The XB-1 (serial number 27-334) was originally powered by a pair of 510 hp Packard 2A-1530 liquid-cooled engines, and took to the air for the first time in September of 1927. The B-1 also differed from the XHB-1 in having a twin tail rather than a single tail. Instead of a single rear gunner with his view being blocked by the tail assembly, there were now two gunners, one seated in the rear of each engine nacelle. Twin Lewis guns were provided for each of these gunners, with a third pair provided for a gunner's position in the nose. This particular arrangement was not exactly new, having been tried out on both British and German bombers during World War 1.

A total of five crew members were carried. A pilot and a copilot were seated side-by-side in a cockpit ahead of the wing, a gunner/ bombardier was seated in a nose position, and a gunner was seated in the rear of each engine nacelle.

The Packard engines were later replaced by 600 hp Curtiss V-1570-5 Conquerors, and the aircraft was redesignated XB-1B. By this time, the Huff-Daland company had been reorganized as Keystone.

The XB-1B found itself in competition with the Curtiss B-2 Condor, the Sikorsky S-37B Guardian, and the Fokker-Atlantic XLB-2 high-winged monoplane for Army production orders. The Curtiss design was deemed to be the best of the lot, and only one example of the XB-1B was built.
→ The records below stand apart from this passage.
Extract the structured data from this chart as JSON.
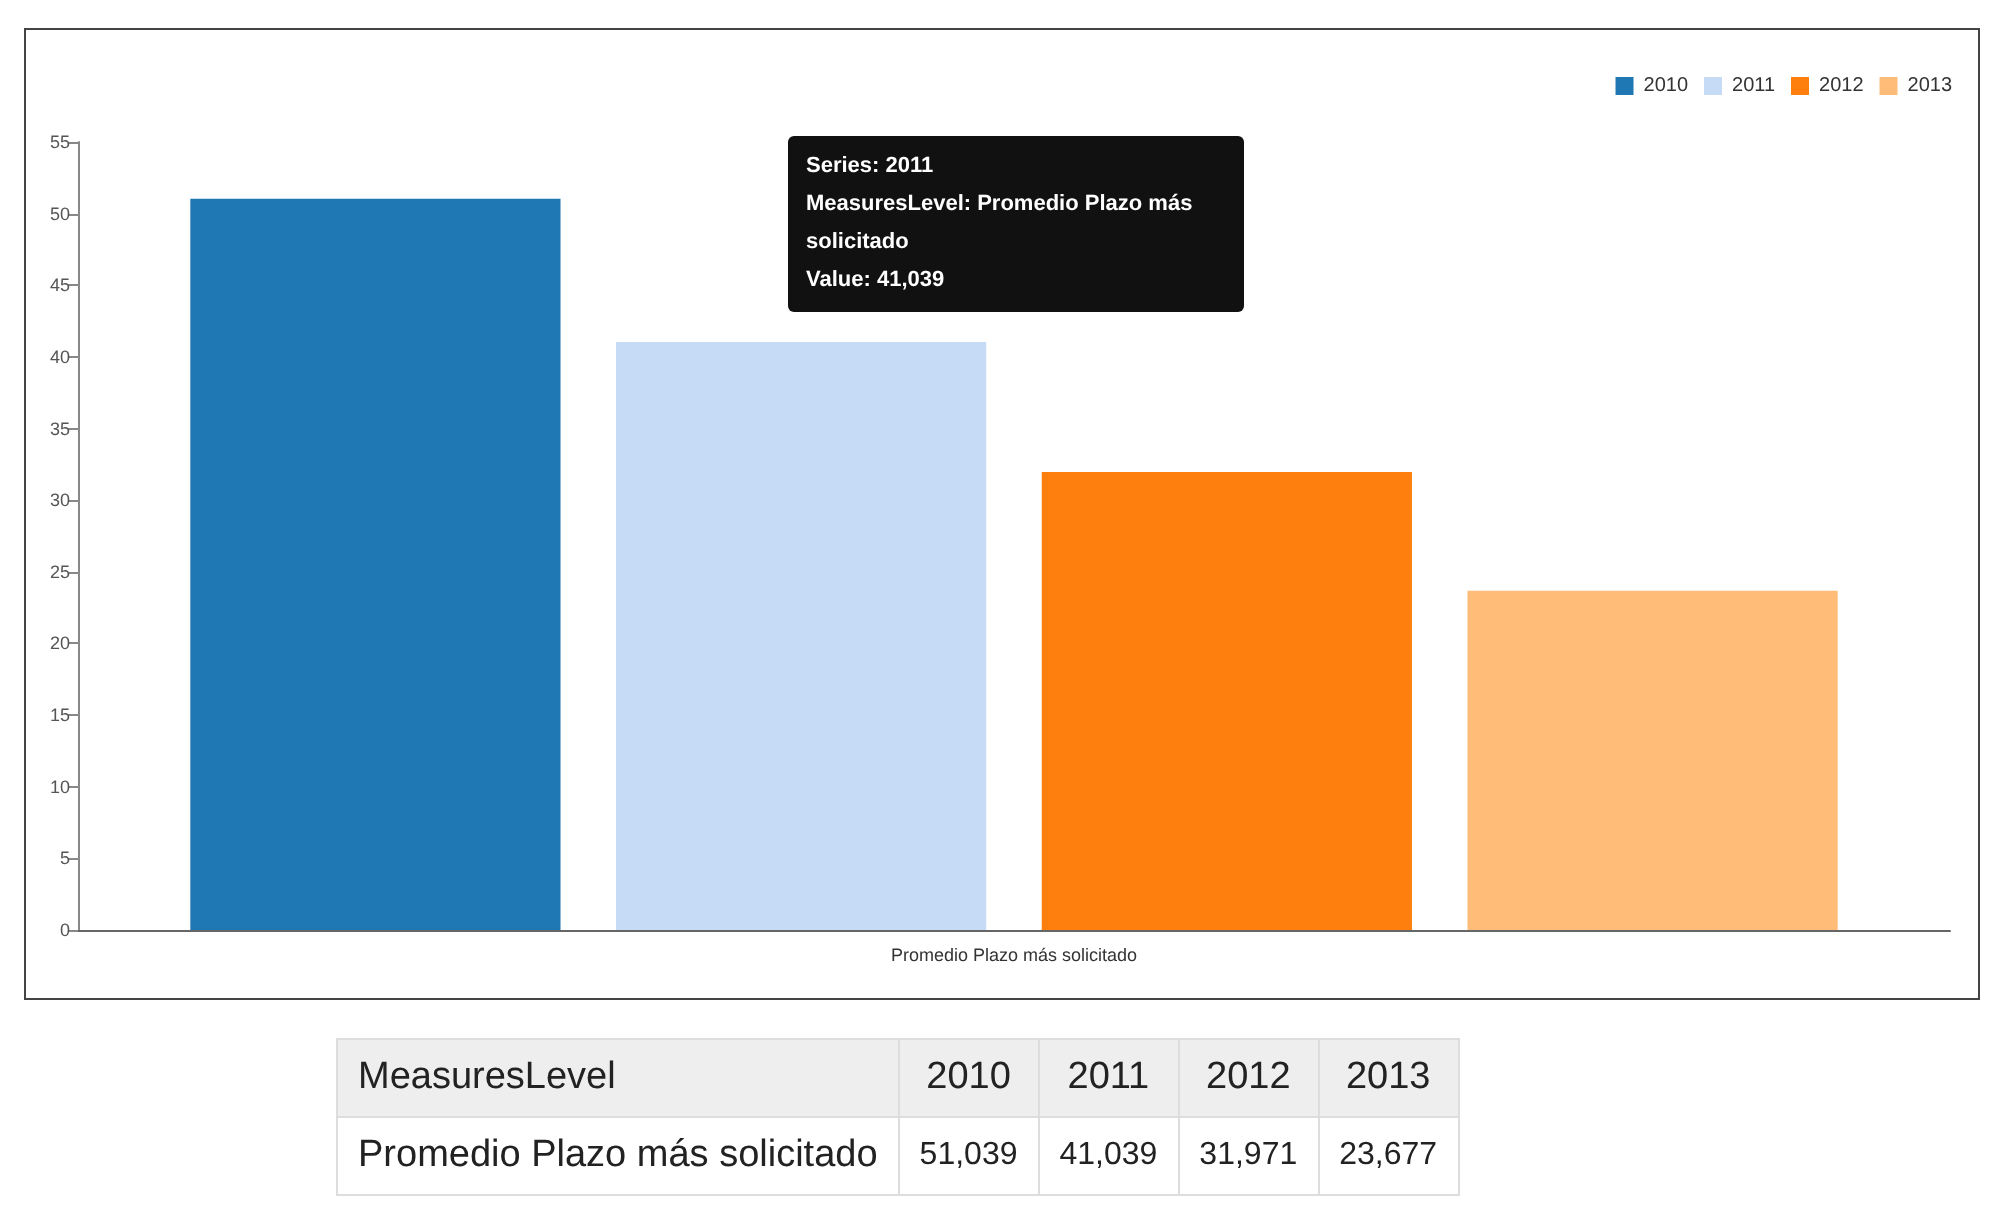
{
  "chart_data": {
    "type": "bar",
    "categories": [
      "Promedio Plazo más solicitado"
    ],
    "series": [
      {
        "name": "2010",
        "color": "#1f77b4",
        "values": [
          51.039
        ]
      },
      {
        "name": "2011",
        "color": "#c6dbf6",
        "values": [
          41.039
        ]
      },
      {
        "name": "2012",
        "color": "#ff7f0e",
        "values": [
          31.971
        ]
      },
      {
        "name": "2013",
        "color": "#ffbb78",
        "values": [
          23.677
        ]
      }
    ],
    "ylim": [
      0,
      55
    ],
    "yticks": [
      0,
      5,
      10,
      15,
      20,
      25,
      30,
      35,
      40,
      45,
      50,
      55
    ],
    "grid": false,
    "legend": "top right",
    "annotations": [
      "Series: 2011",
      "MeasuresLevel: Promedio Plazo más solicitado",
      "Value: 41,039",
      "MeasuresLevel",
      "51,039",
      "41,039",
      "31,971",
      "23,677"
    ]
  }
}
Specification of the Keystone XB-1B:

Two 600 hp Curtiss V-1570-5 Conqueror liquid-cooled engines. Maximum speed 117 mph at sea level, service ceiling 15,000 feet, range 700 miles with 2508 pound bombload. Weights: 9462 pounds empty, 16,500 pounds gross, 17,039 pounds maximum. Wingspan 85 feet, length 62 feet, height 19 feet 3 inches, wing area 1604 square feet. Armed with six Lewis machine guns, paired in engine nacelle and nose positions.

Sources:

  1. United States Military Aircraft Since 1909, Gordon Swanborough and Peter M. Bowers, Smithsonian, 1989.

  2. American Combat Planes, Ray Wagner, Third Edition, Doubleday, 1982.